La coscienza del limite nelle sfide dei campioni
A raccontare quanti rischi si prendono per domare neve ad alte velocità su un paio di sci o su una tavola da snowboard sono state due campionesse olimpiche. Emtrambe ergamasche, vicine di casa, c hanno saputo sublimare rischio e sfida al loro livello più alto. Sofia Goggia, fuoriclasse dello sci, Giochi invernali coreani del 2018 prima donna italiana a vincere la medaglia d’oro olimpica in discesa ha spiegato: «Ho rischiato da giovane, ora il rischio è innanzitutto consapevolezza del limite che l’atleta non deve superare. Oggi osare per me significa stare entro il limite e calcolare fin dove ci si può spingere. Per esempio, quest’anno ho affrontato la stagione rischiando, quando ho deciso di rientrare dall’infortunio senza averlo ancora risolto appieno, ma avendo lavorato molto fisicamente e mentalmente per affrontare questa situazione». Michela Moioli, prima italiana a vincere un oro olimpico nello snowboard cross ha aggiunto: «Fin da piccola cercavo il rischio. Oggi il mio sport prevede di gareggiare con accanto le avversarie: diverse volte ho fallito proprio per rischi non calcolati, come ai Giochi di Sochi 2014 dove, per un sorpasso avventato, sono caduta, infortunandomi. Quattro anni dopo, però, posso dire di aver imparato la lezione». Hervé Barmasse era una promessa dello sci alpino e della discesa, che ha lasciato per un infortunio. Quella che sembrava una resa è stata la sua grande occasione: oggi è uno dei più raffinati interpreti dell’alpinismo e, con la sua attività, è impegnato in un’azione di sensibilizzazione verso il rispetto della montagna che lo porterà in autunno a scalare sull’Himalaya una cima inviolata di 7mila metri.

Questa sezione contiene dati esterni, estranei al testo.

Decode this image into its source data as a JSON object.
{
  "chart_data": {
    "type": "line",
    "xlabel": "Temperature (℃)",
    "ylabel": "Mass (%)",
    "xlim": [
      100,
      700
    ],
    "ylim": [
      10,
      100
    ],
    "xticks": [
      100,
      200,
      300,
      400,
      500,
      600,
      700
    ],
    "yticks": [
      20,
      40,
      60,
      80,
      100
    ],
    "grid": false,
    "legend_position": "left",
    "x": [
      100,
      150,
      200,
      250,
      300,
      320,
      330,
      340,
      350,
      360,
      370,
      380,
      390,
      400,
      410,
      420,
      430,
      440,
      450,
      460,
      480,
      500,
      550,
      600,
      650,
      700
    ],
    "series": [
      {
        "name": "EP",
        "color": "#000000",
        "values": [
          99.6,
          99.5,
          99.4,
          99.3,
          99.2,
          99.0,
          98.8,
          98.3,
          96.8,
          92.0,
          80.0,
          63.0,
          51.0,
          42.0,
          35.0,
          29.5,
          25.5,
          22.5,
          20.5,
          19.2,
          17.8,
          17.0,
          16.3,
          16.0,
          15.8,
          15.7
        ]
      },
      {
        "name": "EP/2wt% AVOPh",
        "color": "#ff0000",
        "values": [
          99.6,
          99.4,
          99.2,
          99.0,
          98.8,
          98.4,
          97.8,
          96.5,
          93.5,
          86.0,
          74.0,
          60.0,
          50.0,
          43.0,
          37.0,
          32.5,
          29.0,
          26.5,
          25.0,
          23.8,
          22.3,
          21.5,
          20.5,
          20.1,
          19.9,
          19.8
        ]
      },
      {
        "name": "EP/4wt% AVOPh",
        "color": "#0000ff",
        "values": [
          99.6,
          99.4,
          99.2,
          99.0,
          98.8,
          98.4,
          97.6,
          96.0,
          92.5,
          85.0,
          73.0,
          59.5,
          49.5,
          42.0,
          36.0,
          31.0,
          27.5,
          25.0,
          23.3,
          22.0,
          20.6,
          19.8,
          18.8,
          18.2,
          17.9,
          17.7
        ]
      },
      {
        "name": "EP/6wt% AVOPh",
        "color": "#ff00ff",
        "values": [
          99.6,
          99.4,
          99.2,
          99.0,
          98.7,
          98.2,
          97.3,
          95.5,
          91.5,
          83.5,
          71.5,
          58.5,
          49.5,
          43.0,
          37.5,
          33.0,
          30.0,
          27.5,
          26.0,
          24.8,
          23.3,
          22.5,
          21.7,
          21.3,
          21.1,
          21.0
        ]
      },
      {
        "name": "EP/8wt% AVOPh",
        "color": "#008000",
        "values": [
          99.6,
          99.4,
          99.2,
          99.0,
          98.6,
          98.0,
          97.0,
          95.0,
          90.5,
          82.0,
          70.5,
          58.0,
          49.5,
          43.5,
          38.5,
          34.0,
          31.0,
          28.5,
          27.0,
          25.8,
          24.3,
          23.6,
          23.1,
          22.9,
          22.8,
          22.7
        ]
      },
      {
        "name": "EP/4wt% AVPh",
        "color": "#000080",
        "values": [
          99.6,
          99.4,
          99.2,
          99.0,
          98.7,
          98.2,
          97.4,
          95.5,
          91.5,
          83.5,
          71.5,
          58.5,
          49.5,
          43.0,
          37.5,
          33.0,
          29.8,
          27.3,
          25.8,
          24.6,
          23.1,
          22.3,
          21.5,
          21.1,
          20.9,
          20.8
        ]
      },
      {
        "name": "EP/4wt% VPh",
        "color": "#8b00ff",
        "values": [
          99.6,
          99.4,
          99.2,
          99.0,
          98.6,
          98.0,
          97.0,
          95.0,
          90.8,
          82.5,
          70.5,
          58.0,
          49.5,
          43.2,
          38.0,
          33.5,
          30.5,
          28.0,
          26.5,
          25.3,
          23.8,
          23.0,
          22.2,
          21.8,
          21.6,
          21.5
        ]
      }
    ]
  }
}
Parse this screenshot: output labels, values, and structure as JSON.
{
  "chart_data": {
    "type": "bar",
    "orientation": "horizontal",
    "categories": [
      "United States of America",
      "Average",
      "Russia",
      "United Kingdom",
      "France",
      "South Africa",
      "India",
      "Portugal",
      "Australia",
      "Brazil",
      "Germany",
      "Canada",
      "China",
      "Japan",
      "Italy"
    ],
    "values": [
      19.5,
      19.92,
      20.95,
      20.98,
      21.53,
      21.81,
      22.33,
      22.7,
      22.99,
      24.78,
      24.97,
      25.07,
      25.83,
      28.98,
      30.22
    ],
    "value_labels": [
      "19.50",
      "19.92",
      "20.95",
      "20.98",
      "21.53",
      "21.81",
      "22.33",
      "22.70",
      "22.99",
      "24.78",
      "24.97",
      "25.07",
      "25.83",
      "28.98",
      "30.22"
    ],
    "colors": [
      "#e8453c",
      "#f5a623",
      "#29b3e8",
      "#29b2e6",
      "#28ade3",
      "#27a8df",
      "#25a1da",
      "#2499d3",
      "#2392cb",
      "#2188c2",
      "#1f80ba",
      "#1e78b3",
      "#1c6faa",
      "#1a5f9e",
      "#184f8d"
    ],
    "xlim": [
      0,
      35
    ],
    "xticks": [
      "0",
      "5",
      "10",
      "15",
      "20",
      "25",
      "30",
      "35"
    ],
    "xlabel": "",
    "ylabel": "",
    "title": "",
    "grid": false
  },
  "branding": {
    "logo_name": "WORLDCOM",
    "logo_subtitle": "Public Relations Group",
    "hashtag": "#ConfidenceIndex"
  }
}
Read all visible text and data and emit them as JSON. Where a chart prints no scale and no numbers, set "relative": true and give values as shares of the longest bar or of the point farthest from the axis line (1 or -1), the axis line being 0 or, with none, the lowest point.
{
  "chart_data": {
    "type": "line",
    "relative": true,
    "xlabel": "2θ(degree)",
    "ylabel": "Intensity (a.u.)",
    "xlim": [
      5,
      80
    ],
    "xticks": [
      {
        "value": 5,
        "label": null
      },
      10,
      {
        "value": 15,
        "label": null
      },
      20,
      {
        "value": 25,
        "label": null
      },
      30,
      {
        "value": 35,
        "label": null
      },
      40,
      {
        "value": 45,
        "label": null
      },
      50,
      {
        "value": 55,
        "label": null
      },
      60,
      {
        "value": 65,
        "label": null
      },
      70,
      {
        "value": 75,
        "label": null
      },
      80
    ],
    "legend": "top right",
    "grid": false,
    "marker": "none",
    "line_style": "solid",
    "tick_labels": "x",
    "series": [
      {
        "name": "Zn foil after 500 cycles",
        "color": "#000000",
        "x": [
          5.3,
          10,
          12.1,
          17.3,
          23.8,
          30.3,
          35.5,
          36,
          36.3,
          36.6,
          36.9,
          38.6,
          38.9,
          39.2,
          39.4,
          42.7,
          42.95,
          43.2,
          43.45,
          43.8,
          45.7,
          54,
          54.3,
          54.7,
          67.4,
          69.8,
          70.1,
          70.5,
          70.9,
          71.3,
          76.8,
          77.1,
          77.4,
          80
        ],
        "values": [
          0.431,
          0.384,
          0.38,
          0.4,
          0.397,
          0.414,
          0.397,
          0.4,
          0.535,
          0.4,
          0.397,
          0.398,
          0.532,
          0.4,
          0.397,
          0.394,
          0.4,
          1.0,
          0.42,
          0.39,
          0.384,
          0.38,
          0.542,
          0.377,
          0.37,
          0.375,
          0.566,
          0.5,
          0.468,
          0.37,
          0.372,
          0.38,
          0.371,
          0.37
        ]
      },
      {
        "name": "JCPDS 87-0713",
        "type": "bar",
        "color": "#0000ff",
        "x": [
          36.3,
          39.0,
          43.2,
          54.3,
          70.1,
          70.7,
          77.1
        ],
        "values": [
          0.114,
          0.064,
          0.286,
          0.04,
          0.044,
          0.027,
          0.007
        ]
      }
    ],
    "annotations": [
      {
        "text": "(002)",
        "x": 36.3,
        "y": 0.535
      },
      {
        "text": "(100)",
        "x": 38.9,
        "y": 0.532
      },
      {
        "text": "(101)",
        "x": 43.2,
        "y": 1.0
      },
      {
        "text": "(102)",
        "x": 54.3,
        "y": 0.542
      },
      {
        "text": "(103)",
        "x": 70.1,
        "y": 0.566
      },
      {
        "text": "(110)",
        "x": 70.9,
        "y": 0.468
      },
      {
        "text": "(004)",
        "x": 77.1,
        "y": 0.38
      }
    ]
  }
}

«I rischi vanno sempre ponderati, ma si deve anche imparare a rischiare perché la vita d’impresa o nello sport ci impone la necessità di prendere delle decisioni per proseguire». A chiudere, rilanciando il futuro prossimo delle nostre delle montagne che passa anche dai Mondiali di sci alpino di Cortina D’Ampezzo 2021, è stato Kristian Ghedina, il più forte discesista della nazionale azzurra negli anni Novanta, oggi ambassador di Cortina 2021. Leggendarie le sue vittorie (12 in discesa, 1 in superG) quanto i suoi exploit, come la prima vittoria italiana sulla Streif nel 1998 e la spaccata in volo, qualche anno dopo, sullo Zielschuss della stessa leggendaria pista di Kitzbühel: «No risk, no fun è sempre stato il leit motiv della mia vita – ha detto il Ghedo che ha assaggiato anche la velocità in moto e sulle automobili – Ho avuto una carriera fantastica, con 167 gare disputate in Coppa del Mondo, senza mai saltare una stagione, perché ho sempre dosato rischio e calcolo. Questo era il mio obiettivo: al di la dei risultati, sapere di essermi sempre messo alla prova».